Сначала был Новгород. Город принял ее равнодушно, как и многих других таких же. Новая, неожиданно суровая жизнь с ног не сбила. Она впитывала ее как губка. Не успевая переварить впечатления, осознать их. Стараясь лишь поскорее избавиться от всего того, что выдавало ее принадлежность к деревне. Даже с ярким здоровым румянцем на щеках в конце концов сладила…

Потом были другие города.

Где только не привелось ей работать и жить. Жить, снимая углы у замшелых старушек коммунальных квартир, в бойких скандальных общагах, у подруг, временно оказавшихся без родительского глаза. Со временем росло в ней ощущение, что город ее не раздавит (не на ту напал!), что он уже давно признает ее своей. И уже пробираясь к выходу по вагону метро, наткнувшись на женщину с обветренным лицом, в толстой плюшевой кофте, с двумя набитыми сумками, перекинутыми через плечо, могла с совершенно искренней неприязнью процедить: «Встала, раскорячилась, дуреха сельповская…»

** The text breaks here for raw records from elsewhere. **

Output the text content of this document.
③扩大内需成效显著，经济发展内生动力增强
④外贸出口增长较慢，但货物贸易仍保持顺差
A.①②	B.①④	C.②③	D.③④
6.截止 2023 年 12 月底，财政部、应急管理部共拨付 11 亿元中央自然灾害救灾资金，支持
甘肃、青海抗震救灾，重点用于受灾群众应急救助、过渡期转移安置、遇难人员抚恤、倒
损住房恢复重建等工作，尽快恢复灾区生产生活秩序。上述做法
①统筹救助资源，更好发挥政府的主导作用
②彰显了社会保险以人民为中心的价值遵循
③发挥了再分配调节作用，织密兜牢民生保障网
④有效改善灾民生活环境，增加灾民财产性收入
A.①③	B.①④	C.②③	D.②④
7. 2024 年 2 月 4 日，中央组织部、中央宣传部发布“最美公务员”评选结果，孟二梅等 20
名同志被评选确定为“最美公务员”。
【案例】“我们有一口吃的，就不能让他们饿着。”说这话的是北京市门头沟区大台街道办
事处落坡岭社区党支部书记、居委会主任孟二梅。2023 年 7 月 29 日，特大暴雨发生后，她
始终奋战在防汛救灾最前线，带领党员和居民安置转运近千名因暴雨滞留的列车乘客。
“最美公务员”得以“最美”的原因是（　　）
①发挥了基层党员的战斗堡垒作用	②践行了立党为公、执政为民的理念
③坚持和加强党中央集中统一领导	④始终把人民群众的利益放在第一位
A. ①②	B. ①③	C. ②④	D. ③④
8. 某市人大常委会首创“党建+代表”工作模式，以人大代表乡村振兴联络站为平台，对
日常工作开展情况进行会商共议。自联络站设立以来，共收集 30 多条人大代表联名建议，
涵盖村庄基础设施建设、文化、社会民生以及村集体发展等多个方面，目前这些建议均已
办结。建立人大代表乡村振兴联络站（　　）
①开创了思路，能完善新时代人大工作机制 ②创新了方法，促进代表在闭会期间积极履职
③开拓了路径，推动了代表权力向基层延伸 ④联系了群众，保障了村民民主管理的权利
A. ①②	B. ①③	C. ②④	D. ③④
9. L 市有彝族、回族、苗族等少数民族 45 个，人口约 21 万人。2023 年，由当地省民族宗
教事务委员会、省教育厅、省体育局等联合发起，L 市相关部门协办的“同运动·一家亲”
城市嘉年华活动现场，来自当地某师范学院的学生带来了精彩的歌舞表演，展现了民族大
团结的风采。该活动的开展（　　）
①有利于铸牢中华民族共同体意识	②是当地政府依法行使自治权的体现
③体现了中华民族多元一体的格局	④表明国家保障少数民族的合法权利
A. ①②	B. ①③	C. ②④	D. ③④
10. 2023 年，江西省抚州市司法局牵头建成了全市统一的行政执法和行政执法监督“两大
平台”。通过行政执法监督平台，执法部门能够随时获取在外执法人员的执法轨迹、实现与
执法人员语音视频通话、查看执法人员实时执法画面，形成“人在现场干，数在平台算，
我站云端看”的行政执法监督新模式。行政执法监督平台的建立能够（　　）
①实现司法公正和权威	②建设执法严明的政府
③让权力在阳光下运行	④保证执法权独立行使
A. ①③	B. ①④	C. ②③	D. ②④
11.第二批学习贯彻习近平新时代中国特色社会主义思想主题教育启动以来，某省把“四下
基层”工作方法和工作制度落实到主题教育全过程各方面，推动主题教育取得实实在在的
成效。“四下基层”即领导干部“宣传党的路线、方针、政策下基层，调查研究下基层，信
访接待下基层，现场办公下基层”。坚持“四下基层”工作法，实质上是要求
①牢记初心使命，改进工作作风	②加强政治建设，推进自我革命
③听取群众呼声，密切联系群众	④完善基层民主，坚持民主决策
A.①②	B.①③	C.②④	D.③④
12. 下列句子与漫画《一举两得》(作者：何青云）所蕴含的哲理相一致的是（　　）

Воспоминания о доме не умиляли, а раздражали: она и их стыдилась. Своим писала все реже. Коротко: «Живу хорошо. Чего еще писать? Некогда. Да не поймете вы там ничего. Опять ты, мать, про то же. Без мужа-то? Да и не будет у меня ребеночка никогда. Хоть бы и хотела…» И однажды, выводя на конверте: «д. Сапляевка», вдруг разревелась от этого слова. Слезы текли по щекам, портя косметику, пальцы с яркими ногтями рвали письмо. Больше она не писала…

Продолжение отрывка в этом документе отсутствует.